In hindsight, it’s easy to see how I misinterpreted that Wayne Gretzky quote. Wayne didn’t line up a thousand crappy shots and take them all because he could. He had years of practice and instinct that allowed him to optimally line up his hockey stick, rack up the courage, and take the right shots.

When it comes to investments, Warren Buffett often speaks of a taking a “Ted Williams kind of discipline.”

Ted Williams was a baseball player on the Boston Red Sox who analyzed and carved the baseball strike zone into 77 individual cells. He then created probabilistic results of successful bats for each cell based on his history of hitting in each of these strike zones.
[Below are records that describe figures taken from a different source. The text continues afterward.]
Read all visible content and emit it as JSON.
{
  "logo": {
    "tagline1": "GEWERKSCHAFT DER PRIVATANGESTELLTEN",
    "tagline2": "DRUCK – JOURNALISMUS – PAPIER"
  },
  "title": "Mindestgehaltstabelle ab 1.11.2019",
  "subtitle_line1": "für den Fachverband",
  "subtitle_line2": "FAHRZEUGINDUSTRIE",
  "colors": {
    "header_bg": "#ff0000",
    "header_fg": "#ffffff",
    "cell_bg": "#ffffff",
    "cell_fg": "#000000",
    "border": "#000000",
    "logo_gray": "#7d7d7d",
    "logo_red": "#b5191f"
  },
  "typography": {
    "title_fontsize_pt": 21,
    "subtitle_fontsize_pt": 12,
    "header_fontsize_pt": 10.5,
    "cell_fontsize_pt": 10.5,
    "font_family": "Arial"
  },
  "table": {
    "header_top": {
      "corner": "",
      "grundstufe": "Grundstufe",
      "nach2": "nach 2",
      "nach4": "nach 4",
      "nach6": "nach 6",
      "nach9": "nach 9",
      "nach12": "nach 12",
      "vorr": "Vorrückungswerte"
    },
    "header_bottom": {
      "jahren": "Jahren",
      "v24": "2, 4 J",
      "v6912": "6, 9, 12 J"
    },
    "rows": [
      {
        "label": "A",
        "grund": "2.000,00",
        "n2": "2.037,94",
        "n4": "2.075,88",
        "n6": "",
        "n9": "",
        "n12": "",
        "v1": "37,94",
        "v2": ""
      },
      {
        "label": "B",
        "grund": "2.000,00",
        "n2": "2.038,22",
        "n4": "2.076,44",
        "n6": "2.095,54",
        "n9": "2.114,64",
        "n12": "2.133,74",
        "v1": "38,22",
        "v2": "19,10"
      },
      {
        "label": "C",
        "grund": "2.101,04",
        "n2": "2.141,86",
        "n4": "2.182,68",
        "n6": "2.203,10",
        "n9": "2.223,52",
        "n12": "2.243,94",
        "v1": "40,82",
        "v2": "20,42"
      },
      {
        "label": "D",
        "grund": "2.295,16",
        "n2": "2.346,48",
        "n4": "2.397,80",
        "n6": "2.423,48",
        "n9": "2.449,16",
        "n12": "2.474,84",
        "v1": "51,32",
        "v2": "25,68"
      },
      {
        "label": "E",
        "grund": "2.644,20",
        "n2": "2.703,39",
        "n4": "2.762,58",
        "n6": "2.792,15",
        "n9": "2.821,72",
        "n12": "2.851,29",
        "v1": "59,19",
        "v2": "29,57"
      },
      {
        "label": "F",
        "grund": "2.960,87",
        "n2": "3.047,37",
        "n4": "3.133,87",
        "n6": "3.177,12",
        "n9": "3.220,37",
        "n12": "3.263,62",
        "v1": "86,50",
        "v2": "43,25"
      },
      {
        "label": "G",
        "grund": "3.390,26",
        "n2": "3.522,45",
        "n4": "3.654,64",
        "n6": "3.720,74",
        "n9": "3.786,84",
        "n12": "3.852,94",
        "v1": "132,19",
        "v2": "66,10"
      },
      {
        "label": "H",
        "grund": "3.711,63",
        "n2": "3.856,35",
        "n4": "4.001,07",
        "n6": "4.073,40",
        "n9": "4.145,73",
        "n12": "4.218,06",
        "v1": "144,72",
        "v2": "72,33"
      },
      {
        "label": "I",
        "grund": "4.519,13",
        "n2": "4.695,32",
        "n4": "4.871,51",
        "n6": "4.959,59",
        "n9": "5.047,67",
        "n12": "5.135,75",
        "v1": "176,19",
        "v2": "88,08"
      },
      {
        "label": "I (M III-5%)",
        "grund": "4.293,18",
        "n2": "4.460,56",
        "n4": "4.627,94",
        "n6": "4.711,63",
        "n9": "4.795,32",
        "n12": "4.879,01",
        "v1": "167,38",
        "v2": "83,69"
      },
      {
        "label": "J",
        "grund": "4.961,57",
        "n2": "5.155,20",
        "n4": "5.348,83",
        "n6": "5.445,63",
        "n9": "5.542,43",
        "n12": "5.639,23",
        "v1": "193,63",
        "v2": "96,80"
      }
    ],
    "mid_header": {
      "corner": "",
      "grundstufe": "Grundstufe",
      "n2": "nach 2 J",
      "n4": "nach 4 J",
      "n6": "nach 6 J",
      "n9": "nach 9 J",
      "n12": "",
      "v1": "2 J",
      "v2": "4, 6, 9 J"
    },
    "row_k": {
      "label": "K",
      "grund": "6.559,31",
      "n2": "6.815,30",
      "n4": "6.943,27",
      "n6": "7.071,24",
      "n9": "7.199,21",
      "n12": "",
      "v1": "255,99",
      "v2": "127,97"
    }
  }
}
By using his rigid method and waiting for the perfect pitches in his optimal strike zones, Ted Williams maintained a .344 batting average and was responsible for more than a fifth of his team’s runs over two decades. For context, a season batting average higher than .300 is considered to be excellent and an average higher than .400 is a nearly unachievable goal. Ted Williams even managed to hit .406 in 1941 (source).

Now that I’m a bit more self-aware of my flaws, I take more time to focus and think before proceeding to jump headfirst into each new opportunity.

Venture capital has been the perfect industry to maintain this level of discipline. While each new founder I meet is unequivocally infectious, passionate, and convincing (as they rightfully should be), I only have a limited number of shots. Now, more than ever, I need to be defining my strike zone.

The trick in investing is just to sit there and watch pitch after pitch go by and wait for the one right in your sweet spot. And if people are yelling, ‘Swing, you bum!,’ ignore them. Defining what your game is — where you’re going to have an edge — is enormously important.